I must stress that it took me over three years to gradually increase my weights up to that level. Also, I’ve been climbing for many years, so my tendons have had decades to slowly increase their strength. If you’re going to do HIT Workouts, you need to be mature and follow the protocol precisely! That means, limiting HIT Workouts and frequency, getting proper rest and nutrition, engaging in a slow warm-up, and committing to protective taping (when training with weight).
Q: I’ve been using your HIT Workout, and the results are impressive! Upon completing a HIT Workout, however, it seems that while my forearms are blown, the muscles in my upper arms and back are not. Can I do any other training exercises on my HIT Workout day?
A: While further finger training will be of little or no benefit, I do encourage you to do a few pull-muscle exercises to complete your workout. I suggest a few sets of one-arm lock-offs, weighted pull-ups, or uneven grip pull-ups.
Q: A Climbing magazine review of “System Training” mentioned that you can not train underclings on your HIT Strips. Is there a supplemental undercling exercise I should be doing in addition to my HIT Workout?

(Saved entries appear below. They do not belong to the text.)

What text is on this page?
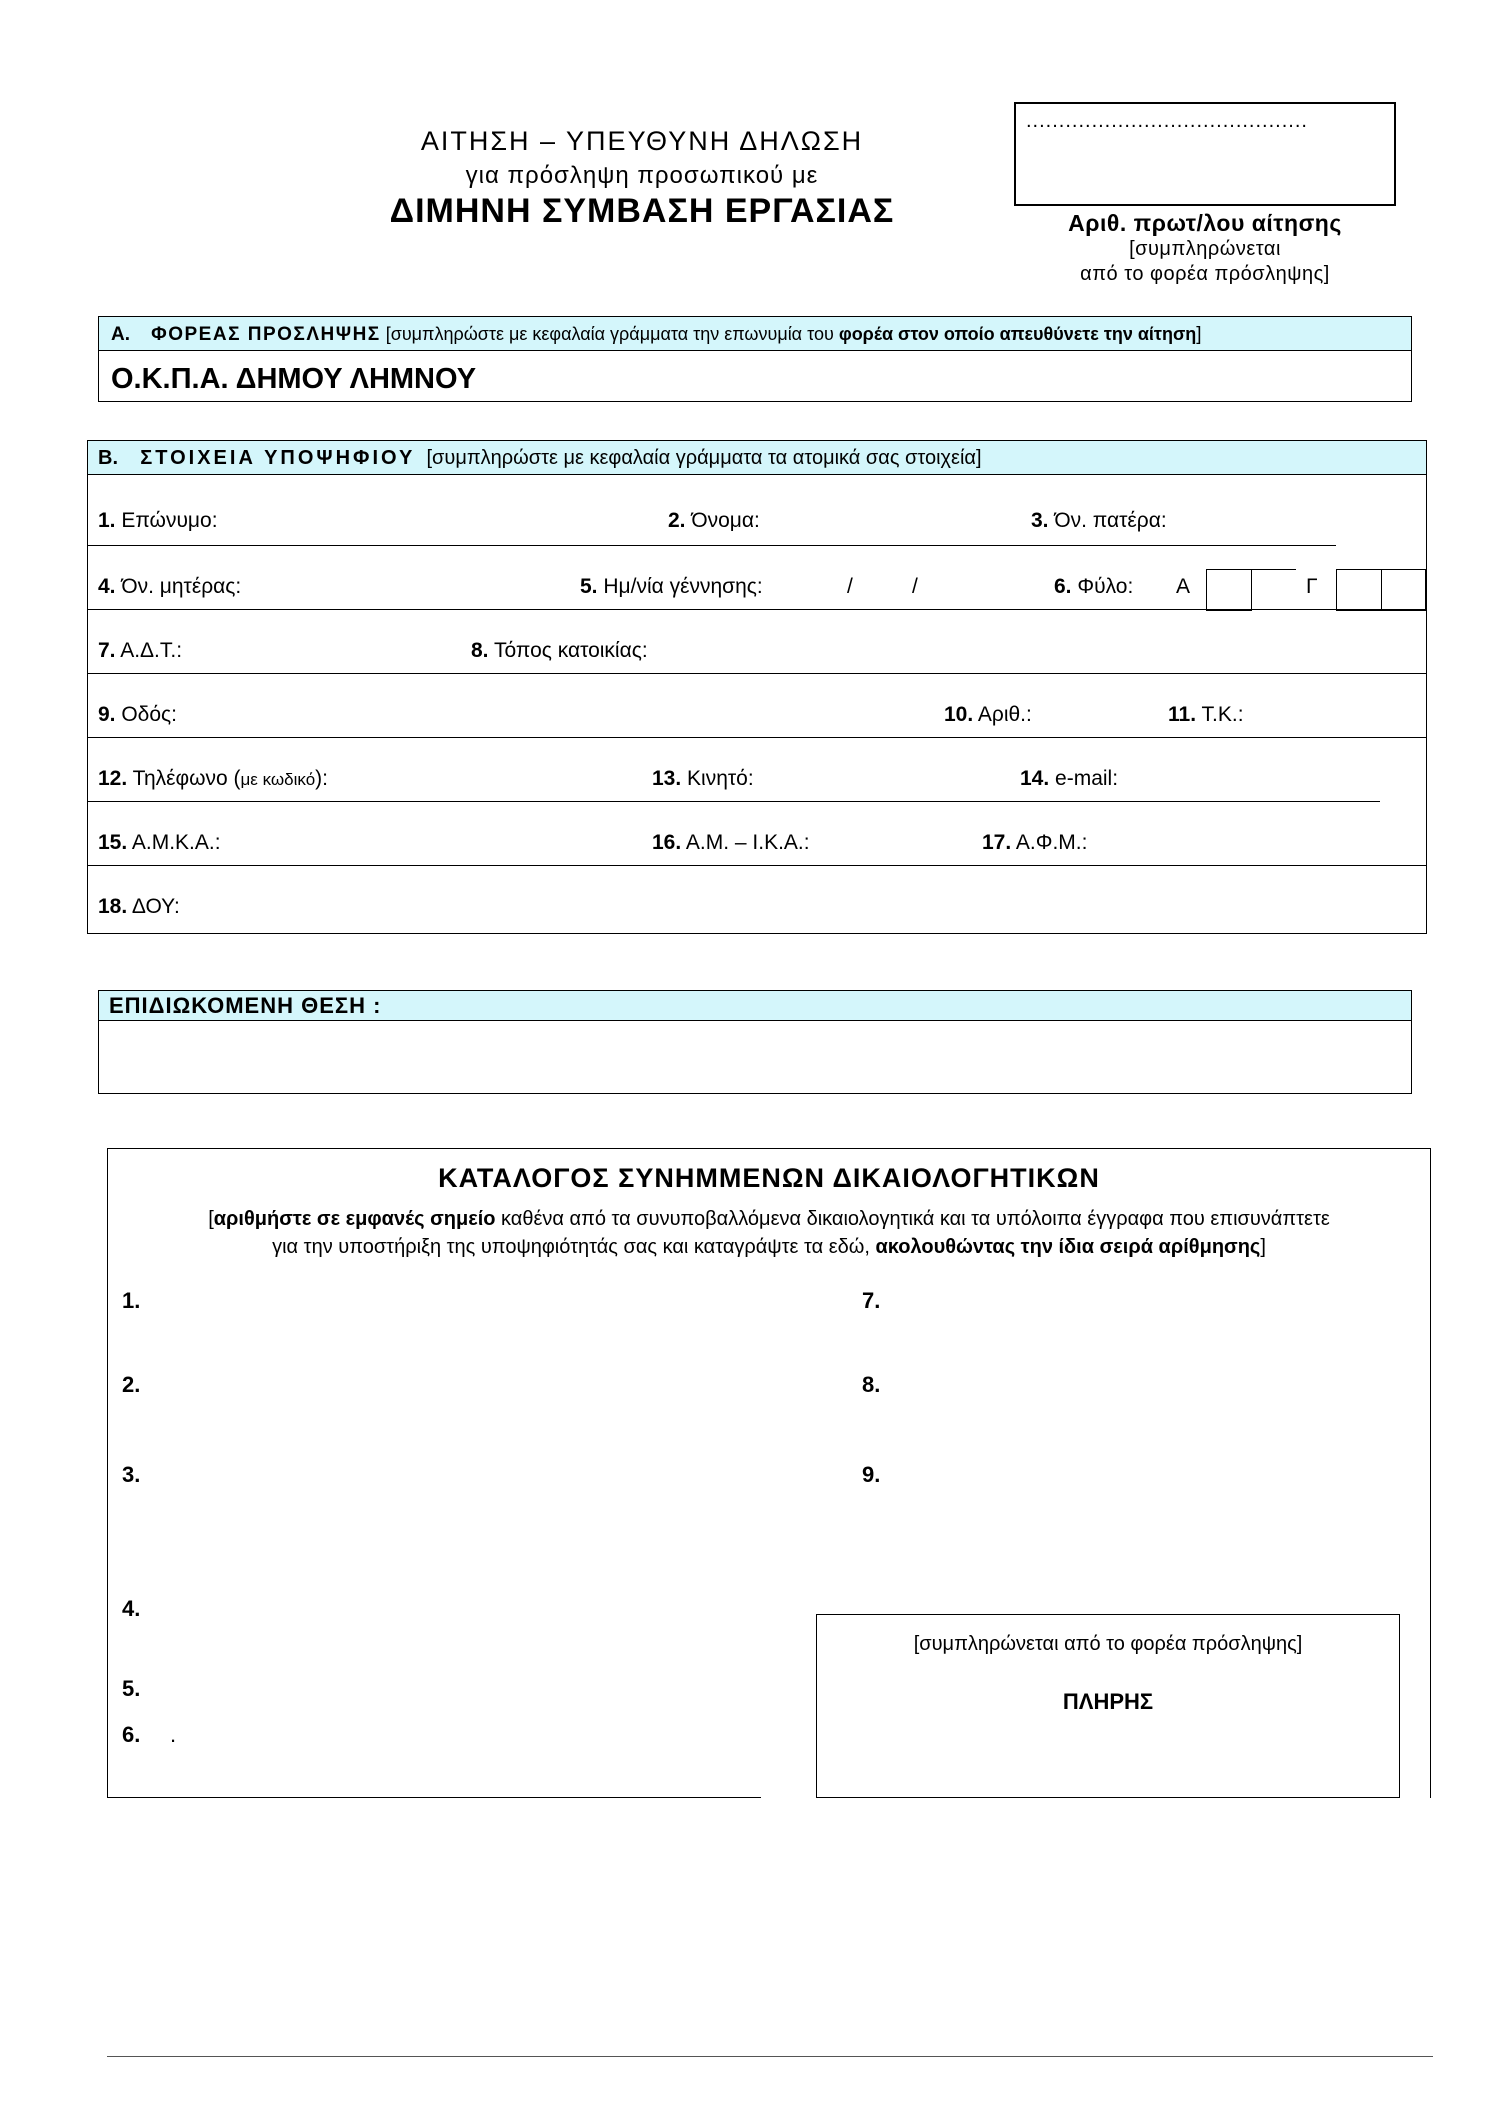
ΑΙΤΗΣΗ – ΥΠΕΥΘΥΝΗ ΔΗΛΩΣΗ
για πρόσληψη προσωπικού με
ΔΙΜΗΝΗ ΣΥΜΒΑΣΗ ΕΡΓΑΣΙΑΣ
...........................................
Αριθ. πρωτ/λου αίτησης
[συμπληρώνεται
από το φορέα πρόσληψης]
Α. ΦΟΡΕΑΣ ΠΡΟΣΛΗΨΗΣ [συμπληρώστε με κεφαλαία γράμματα την επωνυμία του φορέα στον οποίο απευθύνετε την αίτηση]
Ο.Κ.Π.Α. ΔΗΜΟΥ ΛΗΜΝΟΥ
Β. ΣΤΟΙΧΕΙΑ ΥΠΟΨΗΦΙΟΥ [συμπληρώστε με κεφαλαία γράμματα τα ατομικά σας στοιχεία]
1. Επώνυμο:	2. Όνομα:	3. Όν. πατέρα:
4. Όν. μητέρας:	5. Ημ/νία γέννησης:	/	/	6. Φύλο: Α	Γ
7. Α.Δ.Τ.:	8. Τόπος κατοικίας:
9. Οδός:	10. Αριθ.:	11. Τ.Κ.:
12. Τηλέφωνο (με κωδικό):	13. Κινητό:	14. e-mail:
15. Α.Μ.Κ.Α.:	16. Α.Μ. – Ι.Κ.Α.:	17. Α.Φ.Μ.:
18. ΔΟΥ:
ΕΠΙΔΙΩΚΟΜΕΝΗ ΘΕΣΗ :
ΚΑΤΑΛΟΓΟΣ ΣΥΝΗΜΜΕΝΩΝ ΔΙΚΑΙΟΛΟΓΗΤΙΚΩΝ
[αριθμήστε σε εμφανές σημείο καθένα από τα συνυποβαλλόμενα δικαιολογητικά και τα υπόλοιπα έγγραφα που επισυνάπτετε
για την υποστήριξη της υποψηφιότητάς σας και καταγράψτε τα εδώ, ακολουθώντας την ίδια σειρά αρίθμησης]
1.
2.
3.
4.
5.
6. .
7.
8.
9.
[συμπληρώνεται από το φορέα πρόσληψης]
ΠΛΗΡΗΣ
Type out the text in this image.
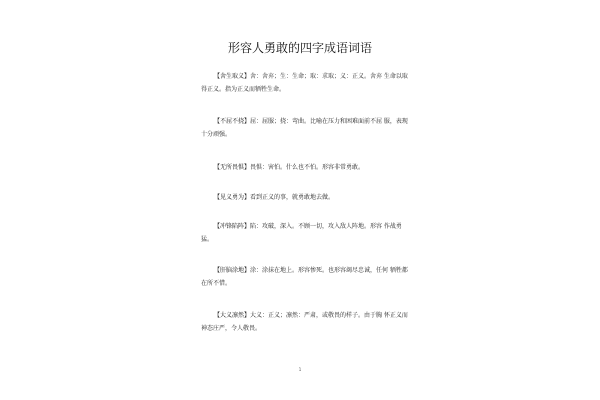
形容人勇敢的四字成语词语
【舍生取义】舍：舍弃；生：生命；取：求取；义：正义。舍弃 生命以取得正义。指为正义而牺牲生命。
【不屈不挠】屈：屈服；挠：弯曲。比喻在压力和困难面前不屈 服，表现十分顽强。
【无所畏惧】畏惧：害怕。什么也不怕。形容非常勇敢。
【见义勇为】看到正义的事，就勇敢地去做。
【冲锋陷阵】陷：攻破，深入。不顾一切，攻入敌人阵地。形容 作战勇猛。
【肝脑涂地】涂：涂抹在地上。形容惨死。也形容竭尽忠诚，任何 牺牲都在所不惜。
【大义凛然】大义：正义；凛然：严肃，或敬畏的样子。由于胸 怀正义而神态庄严，令人敬畏。
1
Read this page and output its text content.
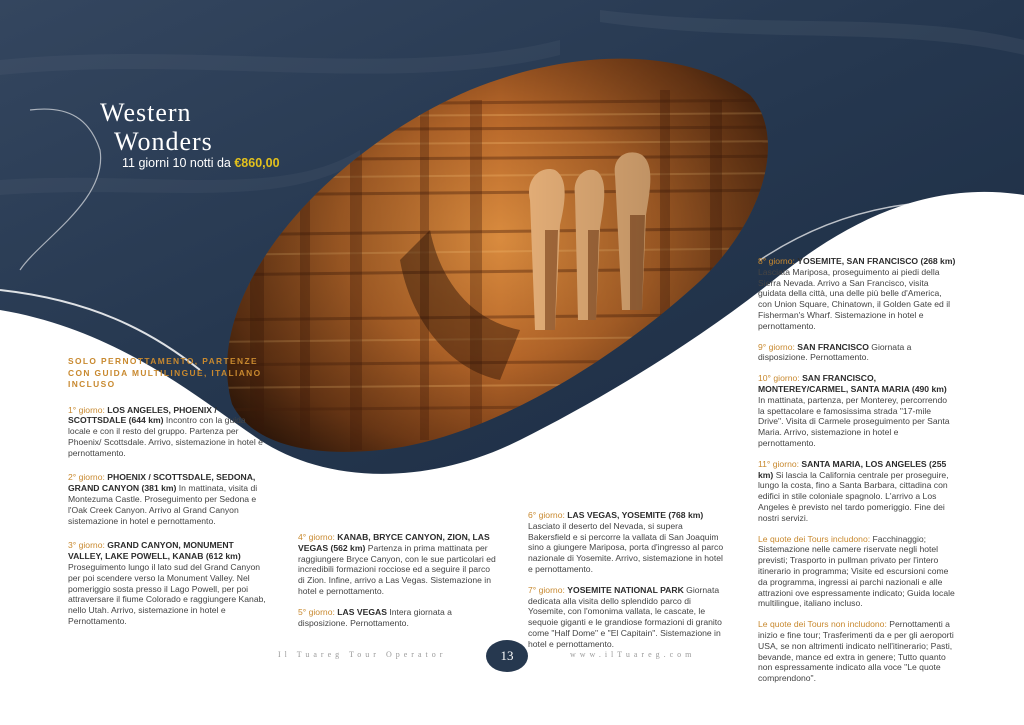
Western
Wonders
11 giorni 10 notti da €860,00

SOLO PERNOTTAMENTO, PARTENZE CON GUIDA MULTILINGUE, ITALIANO INCLUSO

1° giorno: LOS ANGELES, PHOENIX / SCOTTSDALE (644 km) Incontro con la guida locale e con il resto del gruppo. Partenza per Phoenix/ Scottsdale. Arrivo, sistemazione in hotel e pernottamento.

2° giorno: PHOENIX / SCOTTSDALE, SEDONA, GRAND CANYON (381 km) In mattinata, visita di Montezuma Castle. Proseguimento per Sedona e l'Oak Creek Canyon. Arrivo al Grand Canyon sistemazione in hotel e pernottamento.

3° giorno: GRAND CANYON, MONUMENT VALLEY, LAKE POWELL, KANAB (612 km) Proseguimento lungo il lato sud del Grand Canyon per poi scendere verso la Monument Valley. Nel pomeriggio sosta presso il Lago Powell, per poi attraversare il fiume Colorado e raggiungere Kanab, nello Utah. Arrivo, sistemazione in hotel e Pernottamento.

4° giorno: KANAB, BRYCE CANYON, ZION, LAS VEGAS (562 km) Partenza in prima mattinata per raggiungere Bryce Canyon, con le sue particolari ed incredibili formazioni rocciose ed a seguire il parco di Zion. Infine, arrivo a Las Vegas. Sistemazione in hotel e pernottamento.

5° giorno: LAS VEGAS Intera giornata a disposizione. Pernottamento.

6° giorno: LAS VEGAS, YOSEMITE (768 km) Lasciato il deserto del Nevada, si supera Bakersfield e si percorre la vallata di San Joaquim sino a giungere Mariposa, porta d'ingresso al parco nazionale di Yosemite. Arrivo, sistemazione in hotel e pernottamento.

7° giorno: YOSEMITE NATIONAL PARK Giornata dedicata alla visita dello splendido parco di Yosemite, con l'omonima vallata, le cascate, le sequoie giganti e le grandiose formazioni di granito come "Half Dome" e "El Capitain". Sistemazione in hotel e pernottamento.

8° giorno: YOSEMITE, SAN FRANCISCO (268 km) Lasciata Mariposa, proseguimento ai piedi della Sierra Nevada. Arrivo a San Francisco, visita guidata della città, una delle più belle d'America, con Union Square, Chinatown, il Golden Gate ed il Fisherman's Wharf. Sistemazione in hotel e pernottamento.

9° giorno: SAN FRANCISCO Giornata a disposizione. Pernottamento.

10° giorno: SAN FRANCISCO, MONTEREY/CARMEL, SANTA MARIA (490 km) In mattinata, partenza, per Monterey, percorrendo la spettacolare e famosissima strada "17-mile Drive". Visita di Carmele proseguimento per Santa Maria. Arrivo, sistemazione in hotel e pernottamento.

11° giorno: SANTA MARIA, LOS ANGELES (255 km) Si lascia la California centrale per proseguire, lungo la costa, fino a Santa Barbara, cittadina con edifici in stile coloniale spagnolo. L'arrivo a Los Angeles è previsto nel tardo pomeriggio. Fine dei nostri servizi.

Le quote dei Tours includono: Facchinaggio; Sistemazione nelle camere riservate negli hotel previsti; Trasporto in pullman privato per l'intero itinerario in programma; Visite ed escursioni come da programma, ingressi ai parchi nazionali e alle attrazioni ove espressamente indicato; Guida locale multilingue, italiano incluso.

Le quote dei Tours non includono: Pernottamenti a inizio e fine tour; Trasferimenti da e per gli aeroporti USA, se non altrimenti indicato nell'itinerario; Pasti, bevande, mance ed extra in genere; Tutto quanto non espressamente indicato alla voce "Le quote comprendono".

Il Tuareg Tour Operator	13	www.ilTuareg.com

A: In the article you mentioned, the Climbing mag “reviewer” was mistaken in his understanding of the fundamentals of training for climbing. Before I answer your question, let me straighten out two misconceptions that may exist.
• Misconception #1: HIT Workouts are the same as System Training.
Not true. Although the wall set-up may seem similar, the training protocol is much different. HIT is unique in many ways, but the two most fundamental differences are the progressive adding of weight to your body over the training period AND the pin-point isolation of five key grip positions that are worked to failure! The HIT Strips offer the idea platform for HIT Workouts as they enable you to repeatedly grab holds of the exact same size and configuration. Isolating exact grip positions and climbing to failure on that single position is the skeleton key to unlocking higher levels of finger strength.
•Misconception #2: Underclings are a grip position.
Actually, underclings are an arm position that can be performed with any of the key grip positions trained with the HIT Workout. Thus, to say that HIT Workouts don’t train underclings is to miss the point that the sole focus of HIT Workouts is to train maximum grip strength. Max strength training of the larger muscles of the arms, shoulders and back should be done separate from maximum strength training of the fingers. Again, isolation and specificity are key.
Now back to your original question. The best way to train the muscles used in the undercling arm position is to do a traverse or boulder problem that includes several underclings back-to-back. Using an indoor wall is best as you can do 10- to 20-move traverses exclusively with underclings. Do a few sets, underclinging with your arm at different elbow angles. For example, do a set (10 to 20-move lap) with low underclings near your thigh, then a set with waist-high underclings and finish with a set of high underclings near your face.
Q: Can I do HIT Workouts using modular holds instead of your HIT Strips?
A: Yes, if you have 10 identical two finger pocket holds, 10 identical crimp holds, and 8 identical pinch holds that are all “usable” on a 50-degree overhanging wall. Of course, if you don’t have these holds it may cost you as much or more than the Nicros’ HIT System. Even more important, using HIT Strips keeps you focused on the goal of only using the specific grip being trained—there’s no cheating—whereas using modular holds opens the door to breaking the sequence and grabbing larger modular holds as you fatigue. Finally, the HIT Strips are optimized for use of the proper angle wall and possess a relatively comfortable ergonomic radius of curvature ideal for climbing with added weight.